Coincident Stress and Trauma
In the Journal of Neurology, Neurosurgery, and Psychiatry, a 2011 study suggested that pre-incident trauma may confound the recovery from concussion. “Several potentially life-altering stressful events were endorsed by at least 25% of participants as having been experienced prior to injury. The incidence of stressful life events was a significant predictor of all four outcome variables.” I have started taking data from people I see asking about trauma occurring at the same time e.g. loss of job, divorce, major health scare, family trouble.

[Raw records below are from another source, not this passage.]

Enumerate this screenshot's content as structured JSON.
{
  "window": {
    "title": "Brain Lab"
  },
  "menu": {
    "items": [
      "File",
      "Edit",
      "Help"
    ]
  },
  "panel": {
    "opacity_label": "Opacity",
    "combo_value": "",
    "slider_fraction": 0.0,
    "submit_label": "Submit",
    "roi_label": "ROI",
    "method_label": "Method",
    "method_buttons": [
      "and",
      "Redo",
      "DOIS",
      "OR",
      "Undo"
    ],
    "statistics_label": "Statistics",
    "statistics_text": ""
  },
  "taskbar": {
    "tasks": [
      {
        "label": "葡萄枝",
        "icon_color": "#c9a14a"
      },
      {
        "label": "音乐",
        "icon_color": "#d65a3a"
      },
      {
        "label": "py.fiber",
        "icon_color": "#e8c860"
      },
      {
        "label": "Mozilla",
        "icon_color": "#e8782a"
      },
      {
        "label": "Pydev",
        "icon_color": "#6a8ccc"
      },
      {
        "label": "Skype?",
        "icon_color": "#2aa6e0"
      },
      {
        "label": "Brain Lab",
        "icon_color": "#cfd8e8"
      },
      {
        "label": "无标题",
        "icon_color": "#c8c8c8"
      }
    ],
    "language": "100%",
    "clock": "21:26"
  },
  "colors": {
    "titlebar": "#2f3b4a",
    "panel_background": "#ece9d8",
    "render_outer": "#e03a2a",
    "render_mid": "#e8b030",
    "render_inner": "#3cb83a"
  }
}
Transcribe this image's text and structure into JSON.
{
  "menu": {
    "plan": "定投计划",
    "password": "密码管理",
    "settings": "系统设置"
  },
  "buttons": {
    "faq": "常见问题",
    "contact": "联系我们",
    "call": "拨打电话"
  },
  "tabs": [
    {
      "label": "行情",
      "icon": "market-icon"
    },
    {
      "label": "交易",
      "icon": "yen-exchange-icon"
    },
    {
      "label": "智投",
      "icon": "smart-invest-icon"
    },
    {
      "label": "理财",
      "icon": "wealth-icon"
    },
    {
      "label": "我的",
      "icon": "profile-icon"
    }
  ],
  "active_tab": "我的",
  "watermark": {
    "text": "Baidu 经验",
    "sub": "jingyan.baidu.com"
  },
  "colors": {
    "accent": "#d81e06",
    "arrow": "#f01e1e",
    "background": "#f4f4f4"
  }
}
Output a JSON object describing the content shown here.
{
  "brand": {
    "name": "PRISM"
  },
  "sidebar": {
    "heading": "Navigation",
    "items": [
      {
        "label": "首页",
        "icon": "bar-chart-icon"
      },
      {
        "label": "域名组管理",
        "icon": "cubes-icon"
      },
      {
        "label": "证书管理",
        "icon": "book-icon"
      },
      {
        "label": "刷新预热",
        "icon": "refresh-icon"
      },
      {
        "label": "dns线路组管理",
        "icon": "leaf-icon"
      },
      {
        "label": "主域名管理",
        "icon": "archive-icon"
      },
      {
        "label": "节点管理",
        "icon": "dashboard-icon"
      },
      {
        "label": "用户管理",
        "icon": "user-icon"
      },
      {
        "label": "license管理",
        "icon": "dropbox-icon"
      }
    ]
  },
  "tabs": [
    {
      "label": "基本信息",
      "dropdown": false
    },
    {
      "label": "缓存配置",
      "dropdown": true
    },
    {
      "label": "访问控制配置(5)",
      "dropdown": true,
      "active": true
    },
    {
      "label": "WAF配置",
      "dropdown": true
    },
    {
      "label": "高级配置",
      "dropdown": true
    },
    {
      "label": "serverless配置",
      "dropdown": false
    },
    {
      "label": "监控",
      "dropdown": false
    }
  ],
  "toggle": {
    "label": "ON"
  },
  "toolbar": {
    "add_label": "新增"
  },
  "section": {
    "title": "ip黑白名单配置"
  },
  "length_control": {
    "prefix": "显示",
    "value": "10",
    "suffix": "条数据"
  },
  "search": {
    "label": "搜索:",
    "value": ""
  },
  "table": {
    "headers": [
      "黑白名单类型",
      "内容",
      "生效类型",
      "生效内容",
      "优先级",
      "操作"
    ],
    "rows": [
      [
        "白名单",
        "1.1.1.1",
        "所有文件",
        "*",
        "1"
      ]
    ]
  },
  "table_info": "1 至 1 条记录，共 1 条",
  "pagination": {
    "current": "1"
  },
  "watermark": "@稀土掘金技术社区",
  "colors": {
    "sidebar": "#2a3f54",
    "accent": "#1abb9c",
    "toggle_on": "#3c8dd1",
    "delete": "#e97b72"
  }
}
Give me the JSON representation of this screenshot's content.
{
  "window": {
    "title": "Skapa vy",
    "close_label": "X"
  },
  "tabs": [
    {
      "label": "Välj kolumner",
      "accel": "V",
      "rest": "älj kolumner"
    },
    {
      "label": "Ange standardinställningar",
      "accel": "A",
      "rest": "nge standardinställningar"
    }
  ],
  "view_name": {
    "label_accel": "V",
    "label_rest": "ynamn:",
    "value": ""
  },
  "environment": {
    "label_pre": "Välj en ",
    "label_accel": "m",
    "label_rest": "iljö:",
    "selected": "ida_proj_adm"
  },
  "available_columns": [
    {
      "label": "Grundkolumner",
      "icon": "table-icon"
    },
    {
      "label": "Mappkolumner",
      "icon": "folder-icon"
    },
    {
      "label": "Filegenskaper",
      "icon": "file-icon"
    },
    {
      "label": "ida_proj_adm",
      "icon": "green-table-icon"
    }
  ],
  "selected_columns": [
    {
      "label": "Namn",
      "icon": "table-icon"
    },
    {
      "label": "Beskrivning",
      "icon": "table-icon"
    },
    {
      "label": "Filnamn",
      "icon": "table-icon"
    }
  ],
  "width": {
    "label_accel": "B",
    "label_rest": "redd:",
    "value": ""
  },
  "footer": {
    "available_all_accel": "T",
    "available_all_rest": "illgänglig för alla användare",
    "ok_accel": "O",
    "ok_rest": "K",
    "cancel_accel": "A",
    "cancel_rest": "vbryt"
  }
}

There needs to be secondary care for the emotional loss and stress associated with PCS to reduce the impact of an abnormal emotional or psychological response to concussion.  Especially when symptoms go on and on.  “Cognitive behavioral therapy works best along with both physiologic feedback and EEG neurofeedback for reduced sympathetic arousal – from stress hormones that have gone into overdrive” from my recent blog post in which I cite Sonia Coelho Mosch, Ph.D.  A re-exertion plan along with physical therapy, aquatics, and mindfulness are components of a complete plan of action for recovery from concussion and reduced feelings of helplessness.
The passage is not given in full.